Я засунул его в какую-то коробку, промариновал там целую неделю и наконец, волнуясь, вытащил.
— Смилуйся! — загнусавил он. — Уйду в пустыню, денно и нощно молиться буду во славу твою…
— Молчать! — рявкнул я. (Не хватало мне заполучить на свою голову религиозного фанатика). — Бога здесь нет — я за него! Бог велел передать, запомни: книг не читай, никем не командуй, а занимайся своим делом — играй в шахматы.

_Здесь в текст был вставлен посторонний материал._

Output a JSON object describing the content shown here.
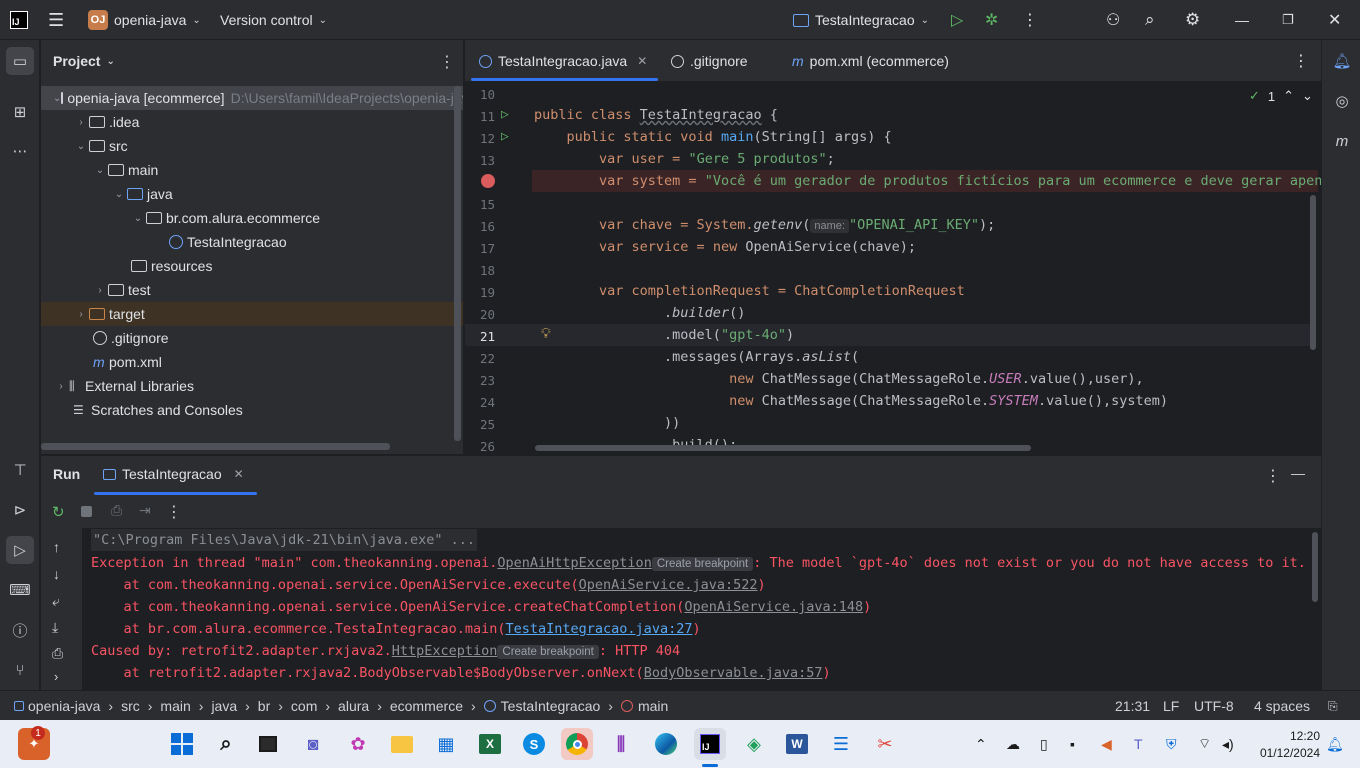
{
  "titlebar": {
    "project_badge": "OJ",
    "project_name": "openia-java",
    "vcs": "Version control",
    "run_config": "TestaIntegracao"
  },
  "project_panel": {
    "title": "Project",
    "tree": [
      {
        "label": "openia-java [ecommerce]",
        "path": "D:\\Users\\famil\\IdeaProjects\\openia-java"
      },
      {
        "label": ".idea"
      },
      {
        "label": "src"
      },
      {
        "label": "main"
      },
      {
        "label": "java"
      },
      {
        "label": "br.com.alura.ecommerce"
      },
      {
        "label": "TestaIntegracao"
      },
      {
        "label": "resources"
      },
      {
        "label": "test"
      },
      {
        "label": "target"
      },
      {
        "label": ".gitignore"
      },
      {
        "label": "pom.xml"
      },
      {
        "label": "External Libraries"
      },
      {
        "label": "Scratches and Consoles"
      }
    ]
  },
  "editor": {
    "tabs": [
      {
        "label": "TestaIntegracao.java"
      },
      {
        "label": ".gitignore"
      },
      {
        "label": "pom.xml (ecommerce)"
      }
    ],
    "inspection_count": "1",
    "line_numbers": [
      "10",
      "11",
      "12",
      "13",
      "14",
      "15",
      "16",
      "17",
      "18",
      "19",
      "20",
      "21",
      "22",
      "23",
      "24",
      "25",
      "26"
    ],
    "param_hint": "name:",
    "code": {
      "l11a": "public class ",
      "l11b": "TestaIntegracao",
      "l11c": " {",
      "l12a": "    public static void ",
      "l12b": "main",
      "l12c": "(String[] args) {",
      "l13a": "        var user = ",
      "l13b": "\"Gere 5 produtos\"",
      "l13c": ";",
      "l14a": "        var system = ",
      "l14b": "\"Você é um gerador de produtos fictícios para um ecommerce e deve gerar apena",
      "l16a": "        var chave = System.",
      "l16b": "getenv",
      "l16c": "(",
      "l16d": "\"OPENAI_API_KEY\"",
      "l16e": ");",
      "l17a": "        var service = ",
      "l17b": "new",
      "l17c": " OpenAiService(chave);",
      "l19a": "        var completionRequest = ChatCompletionRequest",
      "l20a": "                .",
      "l20b": "builder",
      "l20c": "()",
      "l21a": "                .model(",
      "l21b": "\"gpt-4o\"",
      "l21c": ")",
      "l22a": "                .messages(Arrays.",
      "l22b": "asList",
      "l22c": "(",
      "l23a": "                        ",
      "l23b": "new",
      "l23c": " ChatMessage(ChatMessageRole.",
      "l23d": "USER",
      "l23e": ".value(),user),",
      "l24a": "                        ",
      "l24b": "new",
      "l24c": " ChatMessage(ChatMessageRole.",
      "l24d": "SYSTEM",
      "l24e": ".value(),system)",
      "l25a": "                ))",
      "l26a": "                .build();"
    }
  },
  "run_panel": {
    "title": "Run",
    "tab": "TestaIntegracao",
    "create_breakpoint": "Create breakpoint",
    "console": {
      "c1": "\"C:\\Program Files\\Java\\jdk-21\\bin\\java.exe\" ...",
      "c2a": "Exception in thread \"main\" com.theokanning.openai.",
      "c2b": "OpenAiHttpException",
      "c2c": ": The model `gpt-4o` does not exist or you do not have access to it.",
      "c3a": "    at com.theokanning.openai.service.OpenAiService.execute(",
      "c3b": "OpenAiService.java:522",
      "c3c": ")",
      "c4a": "    at com.theokanning.openai.service.OpenAiService.createChatCompletion(",
      "c4b": "OpenAiService.java:148",
      "c4c": ")",
      "c5a": "    at br.com.alura.ecommerce.TestaIntegracao.main(",
      "c5b": "TestaIntegracao.java:27",
      "c5c": ")",
      "c6a": "Caused by: retrofit2.adapter.rxjava2.",
      "c6b": "HttpException",
      "c6c": ": HTTP 404",
      "c7a": "    at retrofit2.adapter.rxjava2.BodyObservable$BodyObserver.onNext(",
      "c7b": "BodyObservable.java:57",
      "c7c": ")"
    }
  },
  "statusbar": {
    "breadcrumbs": [
      "openia-java",
      "src",
      "main",
      "java",
      "br",
      "com",
      "alura",
      "ecommerce",
      "TestaIntegracao",
      "main"
    ],
    "position": "21:31",
    "line_sep": "LF",
    "encoding": "UTF-8",
    "indent": "4 spaces"
  },
  "taskbar": {
    "notif_count": "1",
    "time": "12:20",
    "date": "01/12/2024"
  },
  "colors": {
    "accent": "#3574f0",
    "error": "#f75464",
    "keyword": "#cf8e6d",
    "string": "#6aab73"
  }
}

Итак, от божьего имени я внушил ему быть самим собой и никаким психозам не поддаваться. К нему вернулась прежняя веселость, но, просмотрев последние партии, Король грустно промолвил:
— Вариант в 96 ходов потрясает воображение, но не делает мне чести. Эта партия напоминает тягучее течение реки, отравленной ядохимикатами. Что можно выловить в этой реке, кроме вздутого трупа коровы? Кому нужны комбинации в 96 ходов? Кому нужны шахматы, отравленные механическим разумом?
Мне показалось странным, что Король с таким пренебрежением заговорил о механическом разуме. Не возомнил ли он себя человеком? Не опасно ли это для меня?
Я осторожно напомнил ему о шахматных машинах, и он воскликнул:
— Машина и шахматы — что может быть глупее! Эти машины оценивают позицию в условных единицах, но их не заставишь оценивать позицию нюхом. Любой ребенок с фантазией обставит машину.
— Но когда появятся машины с настоящим разумом…
— Настоящий разум нельзя ни на что запрограммировать, — ответил Король. — Когда настоящий разум поймет, что он сидит в какой-то машине, в каком-то ящике, он сойдет с ума.
Итак, он мнил себя человеком и, ничего пока не подозревая, прорицал собственную судьбу. Я положил его в коробку, и он пожелал мне спокойной ночи. Вскоре я окликнул его, но он молчал. Он спал. Человек ночью должен спать. Мне стало жутко. Я не должен показывать, что считаю его кем-то другим, а не человеком. Мне это было нетрудно, я всегда относился к Королю, как к брату.
Весь месяц до начала матча я нигде не показывался, чтобы не тревожить Короля. Меня все ненавидели. Японцы ненавидели меня за то, что я отказался играть в Токио, французы за то, что я перепутал Париж с Каннами, русские — за некорректное поведение. Те, кто не знал, за что меня ненавидеть, ненавидели меня за то, что никому не известно, где я нахожусь. Сотни писем приходили на адрес шахматной федерации. Два-три письма, в которых не было ругани, переправили мне. Одно письмо, с виду похожее на любовную записку, меня удивило:
«Дочь мистера Н. (называлась известная фамилия династии банкиров) хотела бы брать у вас уроки шахматной игры в любом удобном для вас месте и в любое удобное для вас время».
Я ответил ей и две недели обучал ее шахматной игре, — кстати, это одна из причин того, что я нигде не появлялся. В Париж я приехал за несколько часов до начала матча, и мой поздний приезд был воспринят, как оскорбление. Но мои заботы были поважнее шахматного этикета — с Королем опять что-то стряслось.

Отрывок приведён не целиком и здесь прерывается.